Börsen-Zeitung: Alarm am US-Arbeitsmarkt, Kommentar von Bernd Neubacher
Frankfurt (ots)
Mit den Fernseh-Debatten der beiden Kandidaten ist der US- Präsidentschaftswahlkampf noch einmal richtig spannend geworden. Die jüngste Entwicklung am Arbeitsmarkt, dem wahlentscheidende Bedeutung beigemessen wird, sollte dafür sorgen, dass dies bis zum 2. November auch so bleibt. Denn die nachlassende Beschäftigungsdynamik spielt dem Herausforderer des in Umfragen lange favorisierten Amtsinhabers George Bush zunehmend in die Hände.

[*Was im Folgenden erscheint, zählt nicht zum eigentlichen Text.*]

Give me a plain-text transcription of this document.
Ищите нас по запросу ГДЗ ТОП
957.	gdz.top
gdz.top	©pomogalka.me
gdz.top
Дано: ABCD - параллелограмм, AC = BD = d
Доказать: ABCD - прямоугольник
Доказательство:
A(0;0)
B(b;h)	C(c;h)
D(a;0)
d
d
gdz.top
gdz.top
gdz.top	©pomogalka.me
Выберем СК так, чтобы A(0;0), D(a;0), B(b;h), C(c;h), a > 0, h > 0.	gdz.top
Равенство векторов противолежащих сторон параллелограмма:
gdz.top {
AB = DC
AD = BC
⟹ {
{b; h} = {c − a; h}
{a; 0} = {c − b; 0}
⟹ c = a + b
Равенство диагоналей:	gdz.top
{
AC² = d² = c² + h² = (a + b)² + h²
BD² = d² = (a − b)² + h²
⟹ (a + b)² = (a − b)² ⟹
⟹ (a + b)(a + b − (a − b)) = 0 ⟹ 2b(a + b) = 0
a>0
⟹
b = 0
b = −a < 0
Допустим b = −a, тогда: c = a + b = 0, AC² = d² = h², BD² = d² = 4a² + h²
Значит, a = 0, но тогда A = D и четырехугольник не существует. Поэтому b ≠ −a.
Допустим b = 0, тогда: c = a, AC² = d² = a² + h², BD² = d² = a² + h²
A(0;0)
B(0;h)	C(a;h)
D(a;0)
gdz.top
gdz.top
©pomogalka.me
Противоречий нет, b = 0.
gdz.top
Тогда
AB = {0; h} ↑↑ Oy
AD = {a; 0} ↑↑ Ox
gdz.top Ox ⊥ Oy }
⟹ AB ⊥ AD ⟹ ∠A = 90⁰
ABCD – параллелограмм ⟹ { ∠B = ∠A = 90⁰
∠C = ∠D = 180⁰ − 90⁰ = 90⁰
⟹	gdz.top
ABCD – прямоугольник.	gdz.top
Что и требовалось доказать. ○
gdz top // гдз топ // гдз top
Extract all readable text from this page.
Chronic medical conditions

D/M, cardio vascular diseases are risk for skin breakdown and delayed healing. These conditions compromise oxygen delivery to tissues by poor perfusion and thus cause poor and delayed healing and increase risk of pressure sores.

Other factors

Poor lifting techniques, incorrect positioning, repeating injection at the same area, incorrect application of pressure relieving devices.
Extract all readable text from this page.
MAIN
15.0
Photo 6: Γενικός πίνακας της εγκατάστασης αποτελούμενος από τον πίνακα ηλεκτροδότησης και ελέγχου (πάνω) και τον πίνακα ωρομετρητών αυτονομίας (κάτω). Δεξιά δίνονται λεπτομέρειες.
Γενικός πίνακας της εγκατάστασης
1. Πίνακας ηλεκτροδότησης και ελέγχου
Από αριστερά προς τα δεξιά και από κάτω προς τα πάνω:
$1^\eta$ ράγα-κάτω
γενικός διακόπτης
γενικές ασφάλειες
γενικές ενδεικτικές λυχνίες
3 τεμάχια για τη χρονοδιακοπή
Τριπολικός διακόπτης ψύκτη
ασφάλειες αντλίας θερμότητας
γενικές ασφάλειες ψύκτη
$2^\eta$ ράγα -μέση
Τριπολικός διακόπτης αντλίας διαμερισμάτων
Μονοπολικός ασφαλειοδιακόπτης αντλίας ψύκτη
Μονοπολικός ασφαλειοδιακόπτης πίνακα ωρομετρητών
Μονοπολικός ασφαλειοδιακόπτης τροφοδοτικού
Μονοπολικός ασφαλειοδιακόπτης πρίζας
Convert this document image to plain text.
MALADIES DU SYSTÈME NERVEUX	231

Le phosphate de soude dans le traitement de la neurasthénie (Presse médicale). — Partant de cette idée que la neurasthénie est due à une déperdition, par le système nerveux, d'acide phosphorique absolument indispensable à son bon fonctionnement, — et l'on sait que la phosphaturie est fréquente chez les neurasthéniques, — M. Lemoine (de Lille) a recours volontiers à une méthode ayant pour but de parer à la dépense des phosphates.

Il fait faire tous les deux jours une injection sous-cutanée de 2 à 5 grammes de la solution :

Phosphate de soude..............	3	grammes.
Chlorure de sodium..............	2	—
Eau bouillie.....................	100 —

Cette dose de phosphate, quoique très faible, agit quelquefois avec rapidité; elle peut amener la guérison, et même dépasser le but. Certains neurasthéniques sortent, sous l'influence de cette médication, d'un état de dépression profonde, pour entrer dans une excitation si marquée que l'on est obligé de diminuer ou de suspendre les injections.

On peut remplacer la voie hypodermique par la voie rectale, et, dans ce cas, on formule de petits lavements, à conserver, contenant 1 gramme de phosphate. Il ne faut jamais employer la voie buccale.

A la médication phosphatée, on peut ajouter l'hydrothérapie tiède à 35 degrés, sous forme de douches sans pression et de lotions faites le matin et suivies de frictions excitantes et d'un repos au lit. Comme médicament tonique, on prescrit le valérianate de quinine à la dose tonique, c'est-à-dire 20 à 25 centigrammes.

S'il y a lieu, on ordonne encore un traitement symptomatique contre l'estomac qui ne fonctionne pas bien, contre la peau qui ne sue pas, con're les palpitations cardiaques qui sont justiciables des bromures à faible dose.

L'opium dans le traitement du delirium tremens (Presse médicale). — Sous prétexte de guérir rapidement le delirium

Den ersten Dämpfer setzte es vor drei Monaten, als für Juni statt der prognostizierten 250000 neuen Stellen außerhalb der Landwirtschaft nur 112000 ausgewiesen wurden. Seitdem hat sich das Jobwachstum weiter abgeschwächt. Im Juli brach der Stellenaufbau auf 32000 ein erwartet worden waren 243000. Nachdem die Prognose im August nur um 6000 unterboten worden war, ist das Jobwachstum im September auf 96000 zurückgefallen, das sind immerhin 59000 weniger als vorhergesagt. Bush dürfte inzwischen froh darüber sein, dass der nächste Arbeitsmarktbericht erst drei Tage nach der Wahl veröffentlicht wird.
Über mangelnde Unterstützung aus dem Statistikbüro des US- Arbeitsministeriums darf er sich dabei nicht beklagen, schlug die Behörde doch allein im vorvergangenen Monat auf die für Geschäftsstillegungen und Neugründungen in Rechnung gestellte Dunkelziffer pauschal 120000 Stellen hinzu. Was Wunder, dass der 144000 Stellen starke Zuwachs im August nun um 11% runter revidiert wurde.
Die Anleger haben sich davon nicht blenden lassen und Zinsfantasie aus dem Bondmarkt herausgenommen. Sie tun gut daran. Mit einem annualisierten Wachstum von 3,3% im zweiten Quartal hält sich das Bruttoinlandsprodukt zwar noch wacker, doch reicht das offenbar immer noch nicht für die Schaffung neuer Arbeitsplätze auf breiter Front. Es ist deshalb nur eine Frage der Zeit, wann die schlechten Beschäftigungsperspektiven auch auf den Privatkonsum durchschlagen. Dabei steht der schon wegen der hohen Energiepreise unter Druck.
Die US-Notenbank ist damit in eine heikle Situation geraten. Bislang hatten die Geldpolitiker erkennen lassen, dass sie die hohen Energiekosten als temporäres Phänomen ansehen, das den Aufschwung letztlich nicht abwürgt. Hatten sie dabei aber New Yorker Preise von 53 Dollar je Fass Rohöl im Sinn? Spätestens nach den jüngsten Arbeitsmarktdaten wäre eher eine Reduktion des Leitzinses am 10. November geboten. Nach einer jahrelangen Politik des leichten Geldes dürfte sich die Fed aber allenfalls zu einer Bestätigung des Fed Fund durchringen. Ihr Horizont muss schließlich über den 2. November hinausreichen.